LA PETITE CHARTREUSE

 

de Pierre PÉJU

 

Éditions Gallimard, 2002, 179 pages

 

 

Pierre Péju est un écrivain confirmé, auteur d’essais, romans, biographies, monographies dont « La vie courante » (éditions Maurice Nadeau), « La petite fille dans la forêt des contes » (éditions Robert Laffont), « Naissances » (éditions Gallimard, collection Haute Enfance).

L’histoire de « La petite chartreuse » qui a obtenu le prix du Livre Inter 2003, est envoûtante dès la première page qui aurait pu être la dernière avec sa saveur angoissante teintée de mort :

«  (…) quand la camionnette du libraire Vollard (Étienne), lancée à vive allure sur l’avenue, heurtera de plein fouet une petite fille qui se précipite soudain sous ses roues. » (page 11)

Le cadre du roman est posé et il restera omniprésent pendant les 179 pages de ce livre, sans que l’auteur ne perde haleine dans le dédale de ce labyrinthe aux frontières de la mort.

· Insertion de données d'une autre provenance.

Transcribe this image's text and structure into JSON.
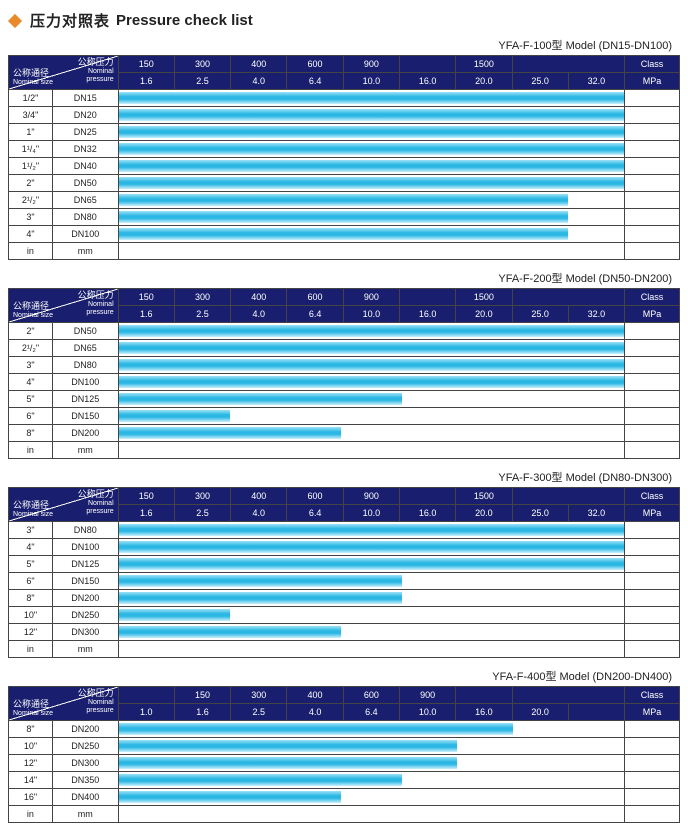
{
  "title": {
    "cn": "压力对照表",
    "en": "Pressure check list"
  },
  "diag_label": {
    "top_cn": "公称压力",
    "top_en1": "Nominal",
    "top_en2": "pressure",
    "bot_cn": "公称通径",
    "bot_en": "Nominal size"
  },
  "footer": {
    "in": "in",
    "mm": "mm"
  },
  "header_unit": {
    "class": "Class",
    "mpa": "MPa"
  },
  "colors": {
    "header_bg": "#191f6e",
    "bar_gradient": [
      "#9be2f7",
      "#2bb7e3",
      "#c9f0fb"
    ],
    "diamond": "#e88a2a",
    "border": "#444"
  },
  "tables": [
    {
      "subtitle": "YFA-F-100型  Model (DN15-DN100)",
      "class_vals": [
        "150",
        "300",
        "400",
        "600",
        "900",
        "",
        "1500",
        ""
      ],
      "class_spans": [
        1,
        1,
        1,
        1,
        1,
        1,
        1,
        2
      ],
      "mpa_vals": [
        "1.6",
        "2.5",
        "4.0",
        "6.4",
        "10.0",
        "16.0",
        "20.0",
        "25.0",
        "32.0"
      ],
      "rows": [
        {
          "in": "1/2\"",
          "dn": "DN15",
          "fill": 100
        },
        {
          "in": "3/4\"",
          "dn": "DN20",
          "fill": 100
        },
        {
          "in": "1\"",
          "dn": "DN25",
          "fill": 100
        },
        {
          "in": "1¹/₄\"",
          "dn": "DN32",
          "fill": 100
        },
        {
          "in": "1¹/₂\"",
          "dn": "DN40",
          "fill": 100
        },
        {
          "in": "2\"",
          "dn": "DN50",
          "fill": 100
        },
        {
          "in": "2¹/₂\"",
          "dn": "DN65",
          "fill": 89
        },
        {
          "in": "3\"",
          "dn": "DN80",
          "fill": 89
        },
        {
          "in": "4\"",
          "dn": "DN100",
          "fill": 89
        }
      ]
    },
    {
      "subtitle": "YFA-F-200型  Model (DN50-DN200)",
      "class_vals": [
        "150",
        "300",
        "400",
        "600",
        "900",
        "",
        "1500",
        ""
      ],
      "class_spans": [
        1,
        1,
        1,
        1,
        1,
        1,
        1,
        2
      ],
      "mpa_vals": [
        "1.6",
        "2.5",
        "4.0",
        "6.4",
        "10.0",
        "16.0",
        "20.0",
        "25.0",
        "32.0"
      ],
      "rows": [
        {
          "in": "2\"",
          "dn": "DN50",
          "fill": 100
        },
        {
          "in": "2¹/₂\"",
          "dn": "DN65",
          "fill": 100
        },
        {
          "in": "3\"",
          "dn": "DN80",
          "fill": 100
        },
        {
          "in": "4\"",
          "dn": "DN100",
          "fill": 100
        },
        {
          "in": "5\"",
          "dn": "DN125",
          "fill": 56
        },
        {
          "in": "6\"",
          "dn": "DN150",
          "fill": 22
        },
        {
          "in": "8\"",
          "dn": "DN200",
          "fill": 44
        }
      ]
    },
    {
      "subtitle": "YFA-F-300型  Model (DN80-DN300)",
      "class_vals": [
        "150",
        "300",
        "400",
        "600",
        "900",
        "",
        "1500",
        ""
      ],
      "class_spans": [
        1,
        1,
        1,
        1,
        1,
        1,
        1,
        2
      ],
      "mpa_vals": [
        "1.6",
        "2.5",
        "4.0",
        "6.4",
        "10.0",
        "16.0",
        "20.0",
        "25.0",
        "32.0"
      ],
      "rows": [
        {
          "in": "3\"",
          "dn": "DN80",
          "fill": 100
        },
        {
          "in": "4\"",
          "dn": "DN100",
          "fill": 100
        },
        {
          "in": "5\"",
          "dn": "DN125",
          "fill": 100
        },
        {
          "in": "6\"",
          "dn": "DN150",
          "fill": 56
        },
        {
          "in": "8\"",
          "dn": "DN200",
          "fill": 56
        },
        {
          "in": "10\"",
          "dn": "DN250",
          "fill": 22
        },
        {
          "in": "12\"",
          "dn": "DN300",
          "fill": 44
        }
      ]
    },
    {
      "subtitle": "YFA-F-400型  Model (DN200-DN400)",
      "class_vals": [
        "",
        "150",
        "300",
        "400",
        "600",
        "900",
        "",
        ""
      ],
      "class_spans": [
        1,
        1,
        1,
        1,
        1,
        1,
        1,
        2
      ],
      "mpa_vals": [
        "1.0",
        "1.6",
        "2.5",
        "4.0",
        "6.4",
        "10.0",
        "16.0",
        "20.0",
        ""
      ],
      "rows": [
        {
          "in": "8\"",
          "dn": "DN200",
          "fill": 78
        },
        {
          "in": "10\"",
          "dn": "DN250",
          "fill": 67
        },
        {
          "in": "12\"",
          "dn": "DN300",
          "fill": 67
        },
        {
          "in": "14\"",
          "dn": "DN350",
          "fill": 56
        },
        {
          "in": "16\"",
          "dn": "DN400",
          "fill": 44
        }
      ]
    }
  ]
}
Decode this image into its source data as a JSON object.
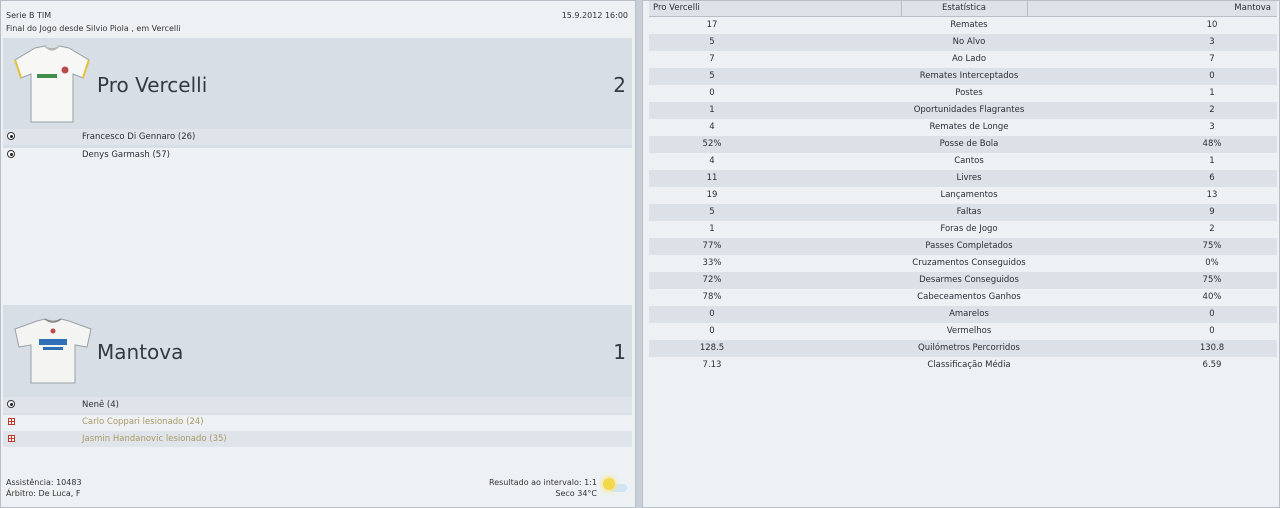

L’écrivain Pierre PÉJU est docteur de programme au Collège international de philosophie. Ceci peut expliquer son style qui transforme un fait divers en une cause poignante avec un fil conducteur permettant de s’élever dans la recherche de la fragilité et de la banalité de notre passage ici-bas :

« (…) la vie seulement criblée de hasards de dernière minute, ces petits riens décisifs qui défient présages et prévisions et se rient de nos attentes. » (page 12)

« Tout peut avoir lieu, donc le pire. (…) « La hyène du pire trottine au hasard dans la banalité. » (page 13)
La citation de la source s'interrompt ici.